PR dikatakan efektif jika, ia mampu membangun relationship jangka panjang dengan stakeholders. Membangun hubungan dengan dilandasi integritas tentu nya, karena jika tidak bagaimana trust akan dapat terbangun.

Saat PR membangun perencanaan strategis untuk membangun program komunikasi, PR memerlukan dasar nilai yang kuat. Apakah ia akan mendesain programnya dengan pertimbangan menguntungkan organisasinya saja atau menguntungkan kedua belah pihak dan berbagai pihak, adalah tantangan baginya.

Relationship hanya akan terjadi apabila, pihak-pihak yang diajaknya berkomunikasi mau dengan ikhlas dan rela hati mendukung sebuah organissasi di kala senang maupun susah. Mencari dukungan di saat senang, mungkin bukan Pekerjaan Rumah yang terlalu berat.

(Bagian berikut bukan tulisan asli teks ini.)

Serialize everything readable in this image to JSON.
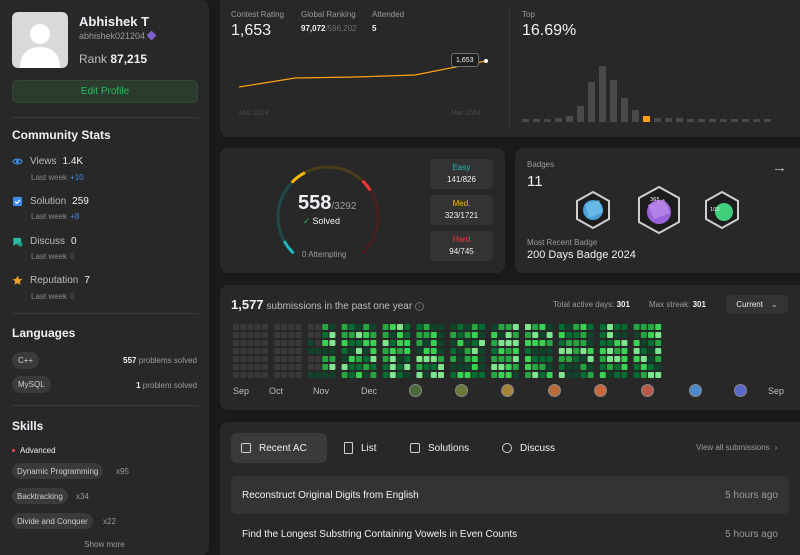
{
  "profile": {
    "name": "Abhishek T",
    "username": "abhishek021204",
    "rank_label": "Rank",
    "rank_value": "87,215",
    "edit_label": "Edit Profile"
  },
  "community": {
    "title": "Community Stats",
    "stats": [
      {
        "label": "Views",
        "value": "1.4K",
        "sub": "Last week",
        "delta": "+10",
        "icon": "eye-icon",
        "color": "#3e8de6"
      },
      {
        "label": "Solution",
        "value": "259",
        "sub": "Last week",
        "delta": "+8",
        "icon": "check-square-icon",
        "color": "#3e8de6"
      },
      {
        "label": "Discuss",
        "value": "0",
        "sub": "Last week",
        "delta": "0",
        "icon": "chat-icon",
        "color": "#2cbba1"
      },
      {
        "label": "Reputation",
        "value": "7",
        "sub": "Last week",
        "delta": "0",
        "icon": "star-icon",
        "color": "#f0a12f"
      }
    ]
  },
  "languages": {
    "title": "Languages",
    "items": [
      {
        "name": "C++",
        "count": "557",
        "suffix": "problems solved"
      },
      {
        "name": "MySQL",
        "count": "1",
        "suffix": "problem solved"
      }
    ]
  },
  "skills": {
    "title": "Skills",
    "level": "Advanced",
    "items": [
      {
        "name": "Dynamic Programming",
        "count": "x95"
      },
      {
        "name": "Backtracking",
        "count": "x34"
      },
      {
        "name": "Divide and Conquer",
        "count": "x22"
      }
    ],
    "show_more": "Show more"
  },
  "rating": {
    "contest_label": "Contest Rating",
    "contest_value": "1,653",
    "global_label": "Global Ranking",
    "global_value": "97,072",
    "global_total": "/596,202",
    "attended_label": "Attended",
    "attended_value": "5",
    "tooltip": "1,653",
    "axis_start": "Mar 2024",
    "axis_end": "Mar 2024",
    "top_label": "Top",
    "top_value": "16.69%",
    "line_color": "#ffa116",
    "histogram": [
      1,
      1,
      1,
      2,
      3,
      8,
      20,
      28,
      21,
      12,
      6,
      3,
      2,
      2,
      2,
      1,
      1,
      1,
      1,
      1,
      1,
      1,
      1
    ],
    "histogram_highlight": 11
  },
  "solved": {
    "count": "558",
    "total": "/3292",
    "solved_label": "Solved",
    "attempting": "0 Attempting",
    "ring": {
      "easy": 141,
      "medium": 323,
      "hard": 94,
      "total": 558
    },
    "difficulties": [
      {
        "name": "Easy",
        "value": "141/826",
        "color": "#1cbaba"
      },
      {
        "name": "Med.",
        "value": "323/1721",
        "color": "#ffb700"
      },
      {
        "name": "Hard",
        "value": "94/745",
        "color": "#f63737"
      }
    ]
  },
  "badges": {
    "label": "Badges",
    "count": "11",
    "recent_label": "Most Recent Badge",
    "recent_name": "200 Days Badge 2024"
  },
  "submissions": {
    "count": "1,577",
    "title_suffix": "submissions in the past one year",
    "active_label": "Total active days:",
    "active_value": "301",
    "streak_label": "Max streak:",
    "streak_value": "301",
    "year_button": "Current",
    "months": [
      "Sep",
      "Oct",
      "Nov",
      "Dec",
      "",
      "",
      "",
      "",
      "",
      "",
      "",
      "",
      "Sep"
    ]
  },
  "recent": {
    "tabs": [
      {
        "label": "Recent AC",
        "icon": "list-check-icon"
      },
      {
        "label": "List",
        "icon": "document-icon"
      },
      {
        "label": "Solutions",
        "icon": "checkbox-icon"
      },
      {
        "label": "Discuss",
        "icon": "chat-search-icon"
      }
    ],
    "view_all": "View all submissions",
    "items": [
      {
        "title": "Reconstruct Original Digits from English",
        "time": "5 hours ago"
      },
      {
        "title": "Find the Longest Substring Containing Vowels in Even Counts",
        "time": "5 hours ago"
      }
    ]
  }
}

Saat senang adalah saat-saat yang penuh dengan kemudahan, saat organisasi punya banyak pilihan. Menjalin hubungan dengan organisasi di saat senang tampaknya tak ada masalah di dalamnya karena pihak-pihak lain tak ada masalah untuk bertukar sumber daya. Tak perduli apa basis pertukaran itu, bisa berupa transaksi bisa juga berupa interaksi.

“Beli putus” bukan prinsip PR karena PR bukan jual beli dan dalam kamus PR tak seharusnya mengenal term putus hubungan. Maka mempertahankan interaksi yang tak berakibat hanya jual beli atau putusnya sebuah hubungan, memerlukan sebuah tindakan komunikasi yang mengandung kualitas nilai yang mampu meningkatkan kepercayaan stakeholders. Nilai tersebut bukan hanya nilai yang ditawarkan secara basa-basi. Truthfulness hadir sebagai sebagai honesty and truthfulness or accuracy of one’s action.

Jika demikian maka selesai sudah perjalanan diskusi tentang integritas dan PR. Jawabnya BELUM.

Jika kedudukan dan peran PR di organisasi saja masih dipertanyakan dan “dicurigai”, Jika profesionalisme para praktisi PR saja belum tegak, Jika kesejarahan kedudukannya dengan marketing saja masih belum jelas, Jika gender saja masih dipermasalahkan, Jika model komunikasi dua arah saja masih dipertanyakan dan hanya dianggap sebagai mimpi, Jika “power over” masih menjadi dasar interaksi yang paling jitu,

Jika organisasi masih ada di muka bumi ini, maka dialog mengenai integritas tak akan pernah usai dan memang seharusnya kita tidak diperbolehkan segera tutup layar dan tutup panggung. Karena saat pertunjukkan usai dan komunikasi serta PR beristirahat, integritas adalah nafasnya, integritas adalah mimpinya.